Поэту было тошно. Отобрать последнюю радость у несчастного безумца, чей фарр и трон ты уже присвоил — пусть даже не по своей воле? Променять дворец в Кабире на дворец в Мазандеране? Что ж, сам виноват! Ты хотел разобраться — давай, вороши тайны, и не жалуйся, если среди облезлых шкур прошлого окажутся блохи или сонный скорпион!
И, оглохнув от приветственных кликов, сквозь которые визгливо прорывалось изредка: «Вор! Он украл мой фарр! Мой дворец! Мой…», Абу-т-Тайиб последовал за Олмун-дэвом, ковылявшим впереди.
Пещерный город приближался.
2
…Абу-т-Тайиб шагнул под шершавые своды «дворца», освещенные рваным пламенем факелов — и не сумел сдержать улыбки: понятия о роскоши у дэвов были весьма своеобразные.

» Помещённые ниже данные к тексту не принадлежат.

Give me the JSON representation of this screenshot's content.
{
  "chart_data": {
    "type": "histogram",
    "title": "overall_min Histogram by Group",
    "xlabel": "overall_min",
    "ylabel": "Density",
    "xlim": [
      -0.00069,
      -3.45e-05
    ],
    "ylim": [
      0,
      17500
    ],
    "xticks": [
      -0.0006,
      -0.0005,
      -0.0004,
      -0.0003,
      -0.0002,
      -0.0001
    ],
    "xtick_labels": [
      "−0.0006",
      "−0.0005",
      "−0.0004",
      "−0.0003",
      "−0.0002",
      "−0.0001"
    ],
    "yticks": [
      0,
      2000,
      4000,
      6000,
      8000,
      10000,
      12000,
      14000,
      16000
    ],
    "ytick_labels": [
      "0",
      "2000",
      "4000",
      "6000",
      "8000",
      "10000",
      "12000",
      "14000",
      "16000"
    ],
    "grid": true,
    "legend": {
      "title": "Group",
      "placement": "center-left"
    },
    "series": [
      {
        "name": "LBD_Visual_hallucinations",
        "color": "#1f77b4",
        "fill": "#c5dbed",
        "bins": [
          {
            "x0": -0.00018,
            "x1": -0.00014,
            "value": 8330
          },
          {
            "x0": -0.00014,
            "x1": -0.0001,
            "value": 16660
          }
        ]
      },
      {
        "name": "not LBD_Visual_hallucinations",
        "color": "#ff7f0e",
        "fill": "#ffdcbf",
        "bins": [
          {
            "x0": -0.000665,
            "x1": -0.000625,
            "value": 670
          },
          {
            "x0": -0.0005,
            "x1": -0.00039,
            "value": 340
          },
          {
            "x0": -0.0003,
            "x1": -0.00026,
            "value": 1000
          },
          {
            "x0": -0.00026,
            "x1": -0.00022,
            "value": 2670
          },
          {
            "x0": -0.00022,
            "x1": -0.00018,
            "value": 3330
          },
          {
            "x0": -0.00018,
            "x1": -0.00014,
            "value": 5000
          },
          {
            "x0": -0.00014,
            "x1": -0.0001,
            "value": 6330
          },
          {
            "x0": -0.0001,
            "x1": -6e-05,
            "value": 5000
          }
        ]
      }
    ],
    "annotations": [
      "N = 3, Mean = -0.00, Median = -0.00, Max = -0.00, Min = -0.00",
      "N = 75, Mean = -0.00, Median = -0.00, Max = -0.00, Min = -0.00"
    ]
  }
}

Пол, как и положено в покоях любого уважающего себя дворца, устилали ковры. Самые разнообразные. Самые пестрые. Самые… самые. С орнаментами и без. С рисунками и чудными узорами. Вперемежку с циновками и одеялами — лишь бы поярче! И уложено все это добро было, по меньшей мере, в четыре-пять слоев; зато уж тут дэвы постарались — хоть краешек каждого, а все равно был виден.
Вот, мол, сколько у нас ковров — как песка в пустыне!
Одно слово: навалом!
Из-за этого пол шел волнами, и ходить по нему было весьма затруднительно, а про «важно шествовать» вообще речи не шло; Абу-т-Тайиб спотыкался чуть ли не на каждом шагу.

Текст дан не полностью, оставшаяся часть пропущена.